Trusts and companies
The reasons for establishing an underlying company are likely to fall into two areas: they will be either fiscal reasons or non-fiscal reasons. There can be a number of ways in which an underlying company may have fiscal, or taxation, advantages: for example, in order to change the effective situs of trust property, to make it excluded property for UK Inheritance Tax purposes, or to reduce taxation on royalty payments received on patent rights owned by the trustees.
Similarly it might be desirable for the trustees to establish a wholly-owned company for non-fiscal reasons, for example, if it is proposed that the trustees should undertake a certain trade or business, the trustees may wish to undertake that through a limited liability company and so avoid any personal liability arising from that trade or business.
Though the trustees would often be involved in the management of an underlying company this need not always be the case: the terms of the trust might provide that they need not interfere in the management of an underlying company.
The Settlor passes legal ownership of the assets to the trustee once the trust deed is signed.
The trust deed can be tailored to suit each client’s requirements. The trust deed itself does not have to include the Settlor’s name. There is no requirement to register the trust deed in any public register in Jersey, nor are accounts filed. Anonymity is therefore possible. A draft deed can be made available on request.
The Settlor can request the trustee to administer the trust fund in specified ways, by a personal “Letter of Wishes”. The trustee refers to this for guidance, but it is not legally binding. This letter would normally include guidance on investment policy and the distribution of both income and capital.

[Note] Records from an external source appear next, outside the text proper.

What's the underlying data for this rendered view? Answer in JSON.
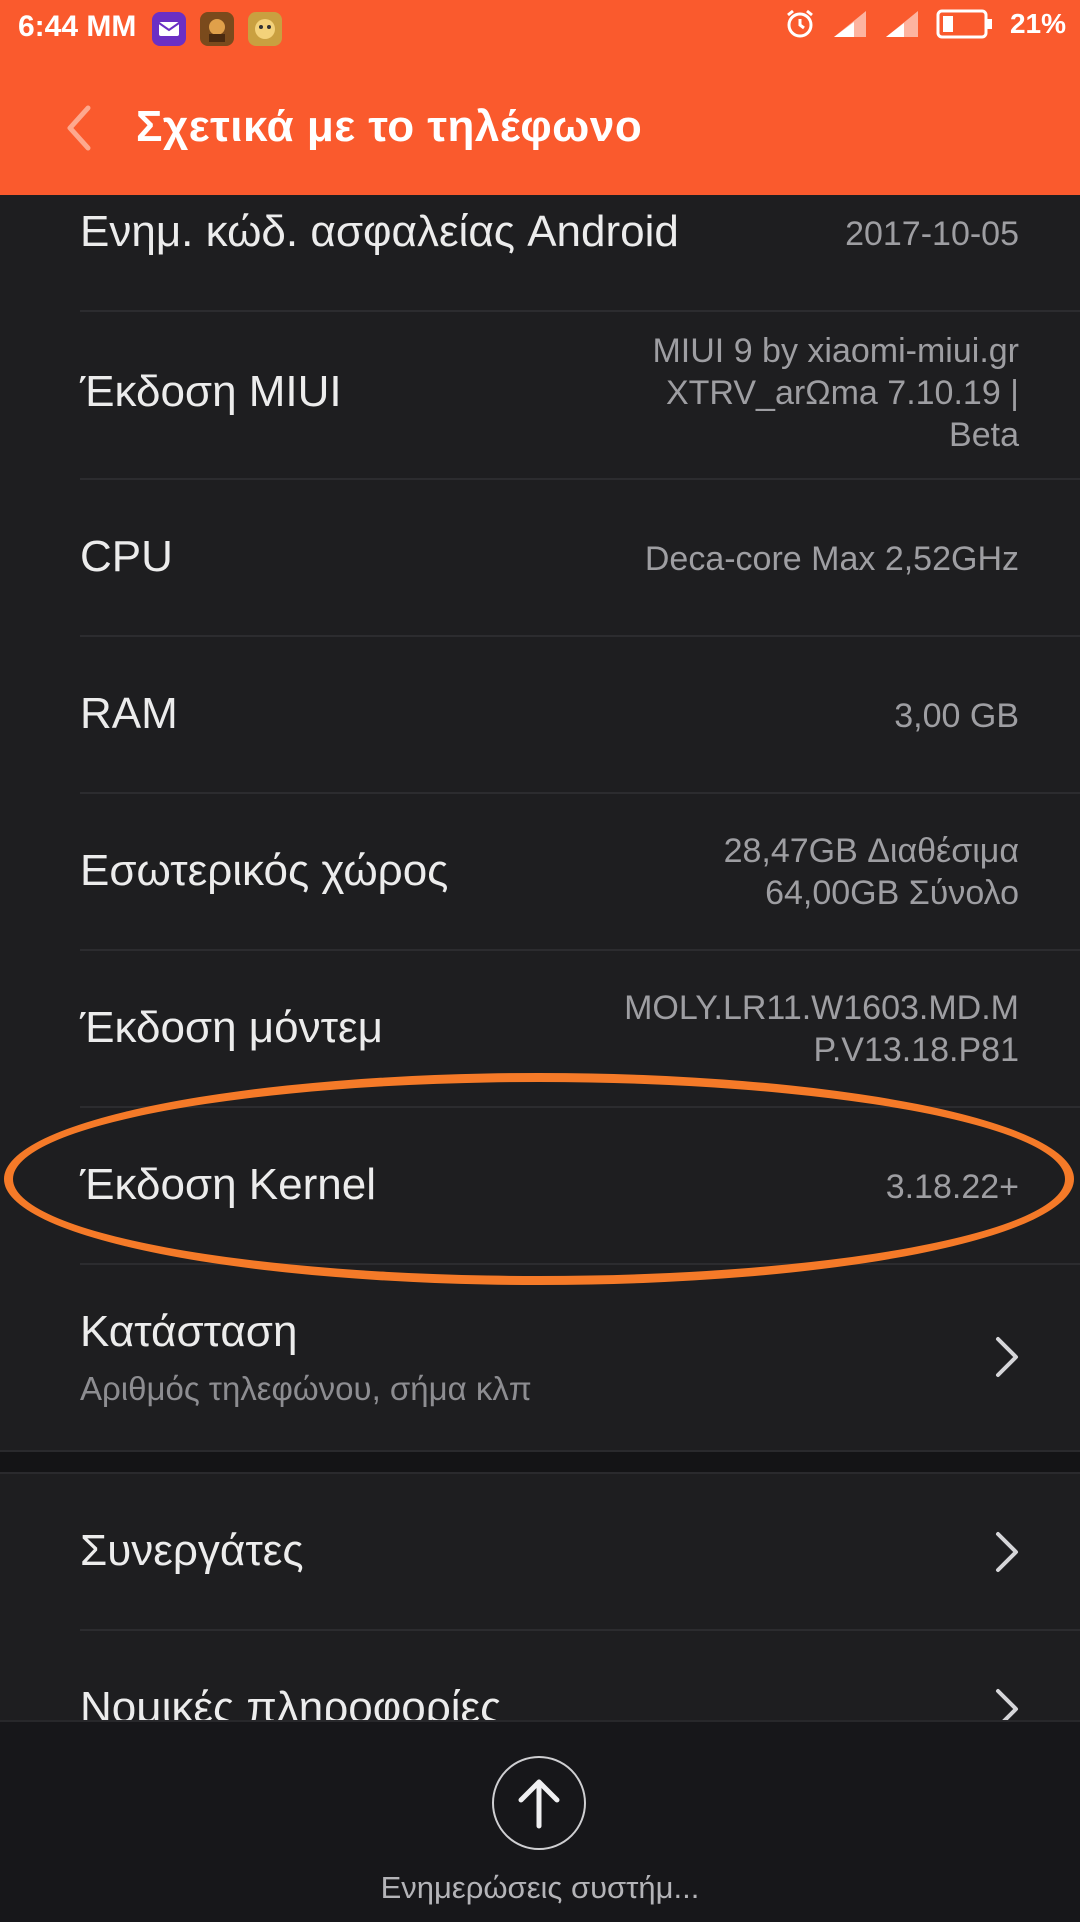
{
  "status_bar": {
    "time": "6:44 MM",
    "battery": "21%",
    "icons": [
      "mail-app-icon",
      "game-app-icon",
      "clash-app-icon",
      "alarm-icon",
      "signal-icon",
      "signal-icon-2",
      "battery-icon"
    ]
  },
  "header": {
    "title": "Σχετικά με το τηλέφωνο",
    "accent_color": "#fa5a2d"
  },
  "rows": [
    {
      "label": "Ενημ. κώδ. ασφαλείας Android",
      "value_lines": [
        "2017-10-05"
      ]
    },
    {
      "label": "Έκδοση MIUI",
      "value_lines": [
        "MIUI 9 by xiaomi-miui.gr",
        "XTRV_arΩma  7.10.19 |",
        "Beta"
      ]
    },
    {
      "label": "CPU",
      "value_lines": [
        "Deca-core Max 2,52GHz"
      ]
    },
    {
      "label": "RAM",
      "value_lines": [
        "3,00 GB"
      ]
    },
    {
      "label": "Εσωτερικός χώρος",
      "value_lines": [
        "28,47GB Διαθέσιμα",
        "64,00GB Σύνολο"
      ]
    },
    {
      "label": "Έκδοση μόντεμ",
      "value_lines": [
        "MOLY.LR11.W1603.MD.M",
        "P.V13.18.P81"
      ]
    },
    {
      "label": "Έκδοση Kernel",
      "value_lines": [
        "3.18.22+"
      ]
    }
  ],
  "status_row": {
    "label": "Κατάσταση",
    "sublabel": "Αριθμός τηλεφώνου, σήμα κλπ"
  },
  "partners_row": {
    "label": "Συνεργάτες"
  },
  "legal_row": {
    "label": "Νομικές πληροφορίες"
  },
  "bottom": {
    "update_label": "Ενημερώσεις συστήμ..."
  },
  "highlight_color": "#f57a28"
}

The Settlor can, in practice, exercise a further influence over the ultimate application of the trust fund by using a “Protector”, who is specified in the trust deed. Certain supervisory functions can be given to a protector: For example, the trust deed may provide that the trustee cannot appoint funds to the beneficiaries without his consent. The protector may also be given the power to remove and replace the trustee. The person chosen would normally be a family friend or trusted adviser. Using a Protector is more complicated, and liable to increase administration time, and therefore cost.
Even though the trustee may be resident in Jersey, provided no beneficiary is resident in Jersey and no income other than bank interest arises there, by concession no Jersey tax is payable. Similarly, provided neither the Settlor nor the trustee nor any of the beneficiaries is domiciled or resident in the United Kingdom, the trust can be administered in Jersey in such a way that United Kingdom tax is not relevant.
In addition to taxation advantages, trusts may be of assistance with inheritance and incapacity difficulties and may be used to make provisions for future contingencies.
Trusts are, therefore, a flexible and secure way of holding assets to suit the requirements of the client or his family.